10 Ocak günümüzde ise gazeteciler için işsizliğin, hukuksuz, haksız göz altıların, tutuklamaların, yoksulluk sınırındaki ücretlerin, sansür ve oto sansür gibi ağır konuların gündeme getirildiği bir gün haline gelmiştir.
İktidar desteklediği yayın organlarıyla kendi yankı odasını kurmuş, sadece kendi istediği haberlerin yer aldığı bir dünya oluşturmuş, kamu yararına olmayan faaliyetlerinin halka ulaşmasını engellemeye çalışmaktadır.
Bağımsız medya kuruluşlarına ise kapanmalarına neden olabilecek ağır ekonomik baskı ve yaptırımlar uygulanmaktadır. Öncelikle iktidarın oluşturduğu kara listeler nedeniyle reklam verilmesi engellenmektedir.
Özerk olması beklenen Radyo Televizyon Üst Kurulu ve Basın İlan Kurumu ise iktidarın talebi doğrultusunda yayın durdurma, para cezası ve resmi ilan kesme cezalarıyla bağımsız medya kuruluşlarının kapanmasına neden olacak bir tutum izlemektedir. 11 bini aşkın gazeteci bu süreçte işsiz kalmış, 1000’e yakın gazeteci cezaevine girip çıkmıştır. Şu anda 43 gazeteci cezaevindedir. Ülke genelinde yüzde 14 olan sendikalaşma oranı gazetecilik alanında yüzde 8’i geçmemektedir.
Bu karanlık tabloda gazeteciler bir yandan geçim mücadelesi, bir yandan sansür, oto sansür baskısı ve tutuklanma tehdidiyle mesleklerini yapmaya çalışmaktadırlar.

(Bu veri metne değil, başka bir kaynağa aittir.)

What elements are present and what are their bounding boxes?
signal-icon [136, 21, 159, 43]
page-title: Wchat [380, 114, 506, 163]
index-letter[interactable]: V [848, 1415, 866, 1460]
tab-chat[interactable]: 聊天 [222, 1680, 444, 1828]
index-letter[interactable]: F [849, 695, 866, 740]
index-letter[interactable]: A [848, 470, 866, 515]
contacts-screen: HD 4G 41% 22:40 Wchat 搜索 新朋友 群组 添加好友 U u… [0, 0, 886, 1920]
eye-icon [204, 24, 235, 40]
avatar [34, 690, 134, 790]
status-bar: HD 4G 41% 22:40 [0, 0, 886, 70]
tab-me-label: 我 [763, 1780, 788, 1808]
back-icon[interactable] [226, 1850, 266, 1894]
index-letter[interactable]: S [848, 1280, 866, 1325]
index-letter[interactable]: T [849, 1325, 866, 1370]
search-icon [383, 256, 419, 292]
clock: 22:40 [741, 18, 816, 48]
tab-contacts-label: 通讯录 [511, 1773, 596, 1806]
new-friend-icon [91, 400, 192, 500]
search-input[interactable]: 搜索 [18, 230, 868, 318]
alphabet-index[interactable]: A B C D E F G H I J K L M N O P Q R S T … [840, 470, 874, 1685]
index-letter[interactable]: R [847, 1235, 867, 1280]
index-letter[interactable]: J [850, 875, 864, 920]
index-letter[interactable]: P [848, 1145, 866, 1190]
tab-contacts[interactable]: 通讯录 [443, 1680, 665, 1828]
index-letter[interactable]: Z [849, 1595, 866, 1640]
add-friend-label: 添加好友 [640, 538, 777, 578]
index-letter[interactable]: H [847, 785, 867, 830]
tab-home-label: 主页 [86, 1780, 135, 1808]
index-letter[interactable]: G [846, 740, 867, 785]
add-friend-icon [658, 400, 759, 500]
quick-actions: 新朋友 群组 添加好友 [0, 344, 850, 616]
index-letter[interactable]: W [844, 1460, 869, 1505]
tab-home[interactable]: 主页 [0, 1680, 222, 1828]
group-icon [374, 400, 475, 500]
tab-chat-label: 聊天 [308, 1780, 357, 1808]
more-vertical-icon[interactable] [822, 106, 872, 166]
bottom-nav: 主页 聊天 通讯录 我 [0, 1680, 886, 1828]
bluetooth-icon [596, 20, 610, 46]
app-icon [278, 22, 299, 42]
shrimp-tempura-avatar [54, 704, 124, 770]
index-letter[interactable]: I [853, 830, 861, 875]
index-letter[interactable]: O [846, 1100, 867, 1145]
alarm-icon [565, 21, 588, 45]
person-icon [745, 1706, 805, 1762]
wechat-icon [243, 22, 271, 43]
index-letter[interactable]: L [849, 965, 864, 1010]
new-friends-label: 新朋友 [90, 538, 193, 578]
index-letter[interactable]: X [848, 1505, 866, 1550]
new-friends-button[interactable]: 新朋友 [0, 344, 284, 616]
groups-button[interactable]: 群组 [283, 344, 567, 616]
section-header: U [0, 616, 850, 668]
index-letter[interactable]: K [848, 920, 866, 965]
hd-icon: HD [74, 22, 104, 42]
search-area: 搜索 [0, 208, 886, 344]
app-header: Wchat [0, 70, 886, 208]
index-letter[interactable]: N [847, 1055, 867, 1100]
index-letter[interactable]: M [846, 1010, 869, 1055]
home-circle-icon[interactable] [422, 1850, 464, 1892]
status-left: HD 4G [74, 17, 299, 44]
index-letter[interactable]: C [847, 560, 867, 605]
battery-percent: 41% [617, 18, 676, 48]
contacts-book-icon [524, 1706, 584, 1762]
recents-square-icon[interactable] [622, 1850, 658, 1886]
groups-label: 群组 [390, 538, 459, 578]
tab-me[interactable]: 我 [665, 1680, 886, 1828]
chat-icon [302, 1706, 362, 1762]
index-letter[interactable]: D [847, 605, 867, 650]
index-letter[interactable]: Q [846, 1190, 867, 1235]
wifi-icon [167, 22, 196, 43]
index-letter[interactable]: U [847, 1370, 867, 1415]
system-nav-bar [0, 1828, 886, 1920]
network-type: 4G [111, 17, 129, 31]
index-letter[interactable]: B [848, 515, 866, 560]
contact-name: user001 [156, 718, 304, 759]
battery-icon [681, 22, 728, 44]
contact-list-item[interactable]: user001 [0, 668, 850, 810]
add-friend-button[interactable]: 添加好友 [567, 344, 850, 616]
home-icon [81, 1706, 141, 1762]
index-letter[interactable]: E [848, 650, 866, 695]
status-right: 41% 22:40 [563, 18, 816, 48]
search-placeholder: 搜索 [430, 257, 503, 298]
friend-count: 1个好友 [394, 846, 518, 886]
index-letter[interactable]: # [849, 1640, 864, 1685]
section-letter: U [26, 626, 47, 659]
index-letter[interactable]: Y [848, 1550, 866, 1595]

İçinde bulunduğumuz korku ikliminde tablo karanlık olsa bile basın ve düşünceyi ifade özgürlüğü önündeki engellerin kalktığı, gazetecilerin özgür kaldığı, haberin ve gazeteciliğin suç olarak görülmediği günlerde gazetecilik yapma umudumuzu koruyoruz. Türkiye Gazeteciler Cemiyeti olarak üyelerimizin ve tüm meslektaşlarımızın Çalışan Gazeteciler Günü’nü kutluyoruz.”